Why would yields in recent years take a second place to yield increases of 50 years ago? Schnitkey suggests that declining growth rates may reflect a change in public priorities away from increased productivity to placing more research emphasis on environmental and other societal concerns. While private funded crop research is quite high tech, it takes a long time to obtain government approval of new technologies that increase yields. And he suggests the “fears” of adopting biotechnology have lead to even longer approval processes. Additionally, he says there is more emphasis on soil conservation, lower fertility rates, and other demands of society that do not result in higher crop yields.

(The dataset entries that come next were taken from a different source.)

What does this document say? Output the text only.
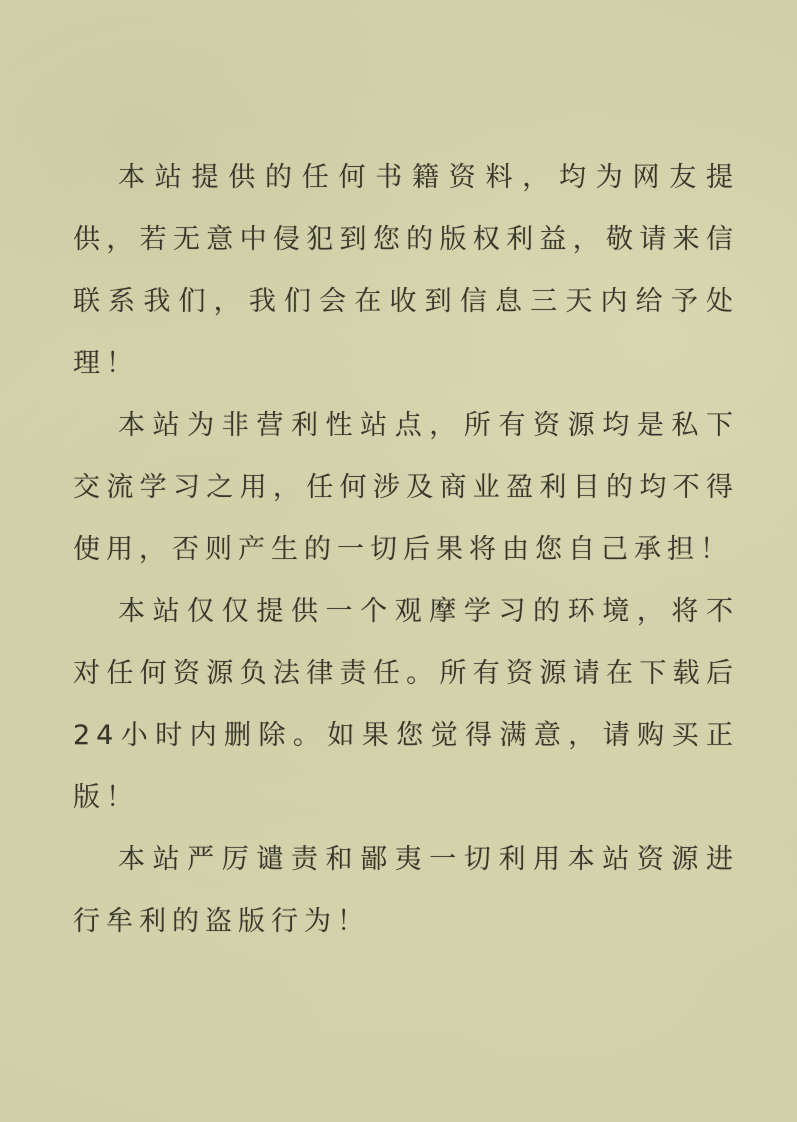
本站提供的任何书籍资料，均为网友提供，若无意中侵犯到您的版权利益，敬请来信联系我们，我们会在收到信息三天内给予处理！

本站为非营利性站点，所有资源均是私下交流学习之用，任何涉及商业盈利目的均不得使用，否则产生的一切后果将由您自己承担！

本站仅仅提供一个观摩学习的环境，将不对任何资源负法律责任。所有资源请在下载后24小时内删除。如果您觉得满意，请购买正版！

本站严厉谴责和鄙夷一切利用本站资源进行牟利的盗版行为！
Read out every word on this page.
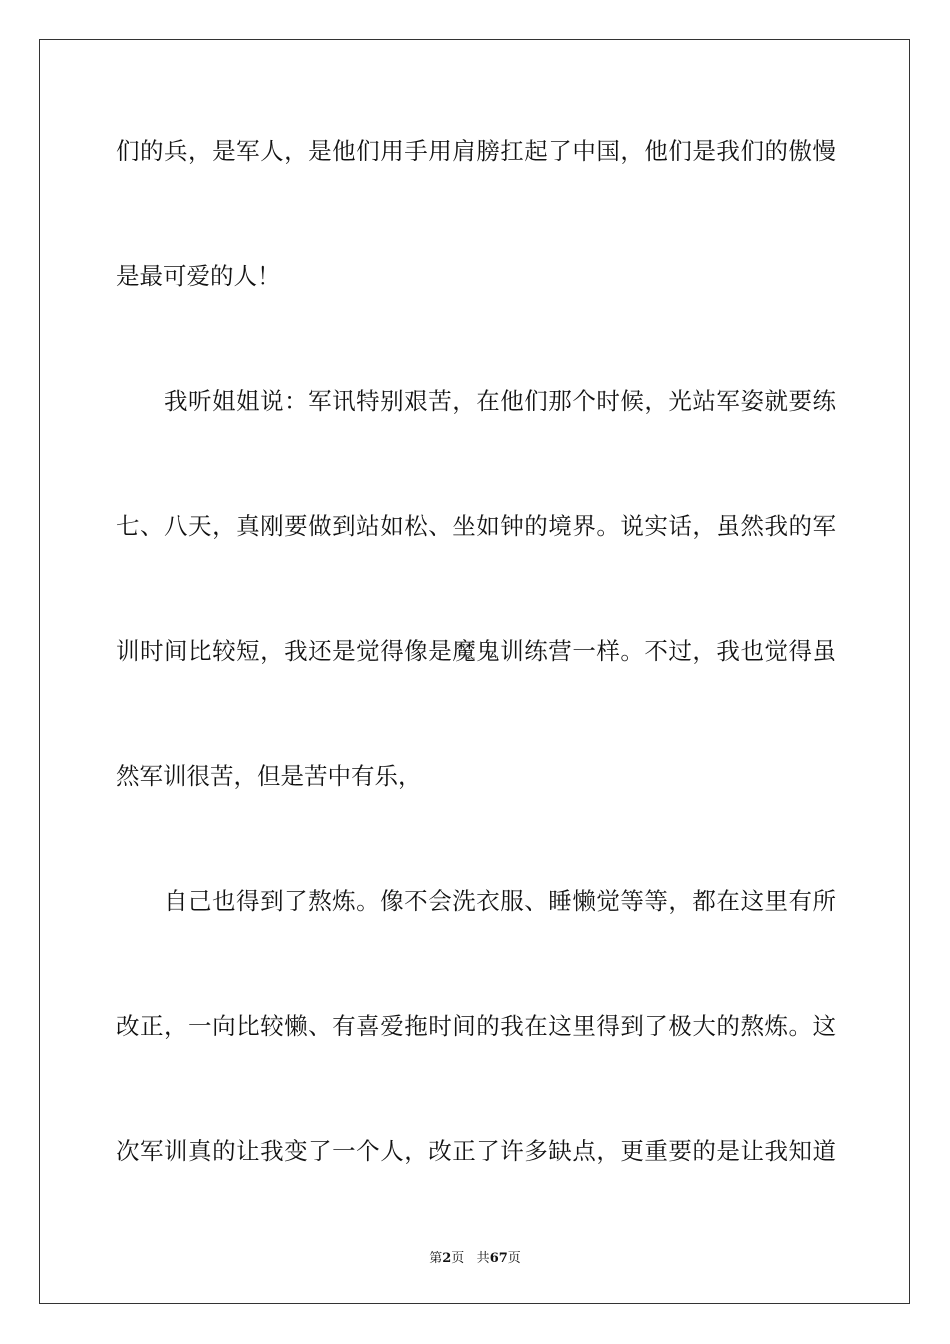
们的兵，是军人，是他们用手用肩膀扛起了中国，他们是我们的傲慢
是最可爱的人！
我听姐姐说：军讯特别艰苦，在他们那个时候，光站军姿就要练
七、八天，真刚要做到站如松、坐如钟的境界。说实话，虽然我的军
训时间比较短，我还是觉得像是魔鬼训练营一样。不过，我也觉得虽
然军训很苦，但是苦中有乐，
自己也得到了熬炼。像不会洗衣服、睡懒觉等等，都在这里有所
改正，一向比较懒、有喜爱拖时间的我在这里得到了极大的熬炼。这
次军训真的让我变了一个人，改正了许多缺点，更重要的是让我知道
第2页 共67页
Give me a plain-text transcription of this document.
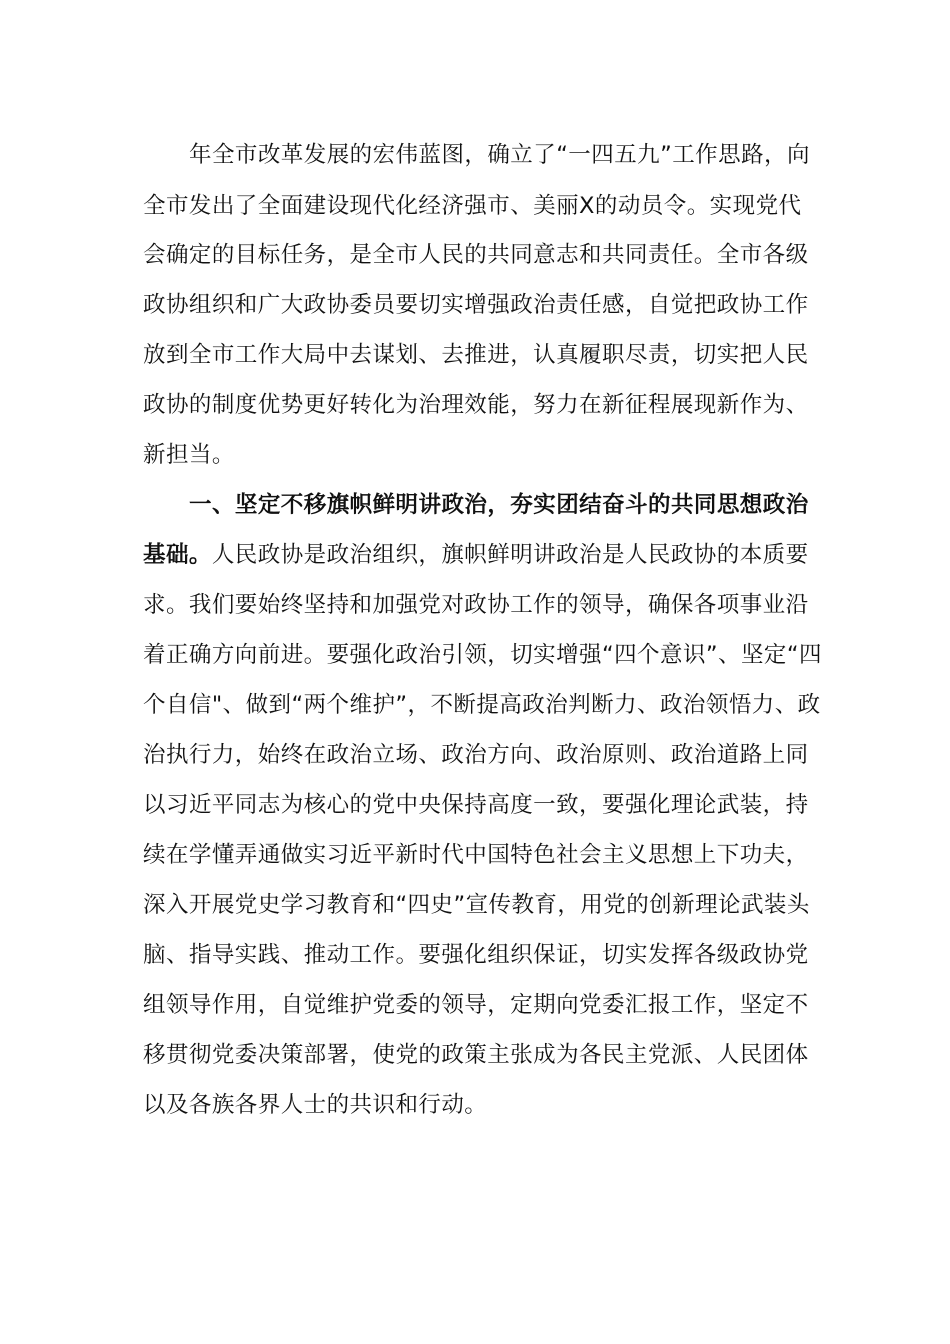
年全市改革发展的宏伟蓝图，确立了“一四五九”工作思路，向
全市发出了全面建设现代化经济强市、美丽Ⅹ的动员令。实现党代
会确定的目标任务，是全市人民的共同意志和共同责任。全市各级
政协组织和广大政协委员要切实增强政治责任感，自觉把政协工作
放到全市工作大局中去谋划、去推进，认真履职尽责，切实把人民
政协的制度优势更好转化为治理效能，努力在新征程展现新作为、
新担当。
一、坚定不移旗帜鲜明讲政治，夯实团结奋斗的共同思想政治
基础。人民政协是政治组织，旗帜鲜明讲政治是人民政协的本质要
求。我们要始终坚持和加强党对政协工作的领导，确保各项事业沿
着正确方向前进。要强化政治引领，切实增强“四个意识”、坚定“四
个自信"、做到“两个维护”，不断提高政治判断力、政治领悟力、政
治执行力，始终在政治立场、政治方向、政治原则、政治道路上同
以习近平同志为核心的党中央保持高度一致，要强化理论武装，持
续在学懂弄通做实习近平新时代中国特色社会主义思想上下功夫，
深入开展党史学习教育和“四史”宣传教育，用党的创新理论武装头
脑、指导实践、推动工作。要强化组织保证，切实发挥各级政协党
组领导作用，自觉维护党委的领导，定期向党委汇报工作，坚定不
移贯彻党委决策部署，使党的政策主张成为各民主党派、人民团体
以及各族各界人士的共识和行动。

Schnitkey believes that the higher rates of increase in corn yield, compared to beans, wheat and alfalfa, have resulted from the biotech advances in corn breeding, as well as farmer adoption of that technology. The 84% of IL corn acres planted to biotech corn hybrids in 2009 compares to zero acres of that type of corn in the 1990’s. He adds that increased productivity has provided many benefits, including lower food prices for the consumer and high growth rates will continue that trend.

Summary:

Over the past 50 years there have been increases in the yield of major crops, but not all at the same rate. Corn yields have advanced at a more rapid pace than beans, wheat, or alfalfa, but the rate of increase was even higher in the 1960’s than it was in the latest decade. Changes in priority away from productivity may have been the reason as research money was channeled elsewhere. Nevertheless, the yield advances have benefited the consumer with lower costs.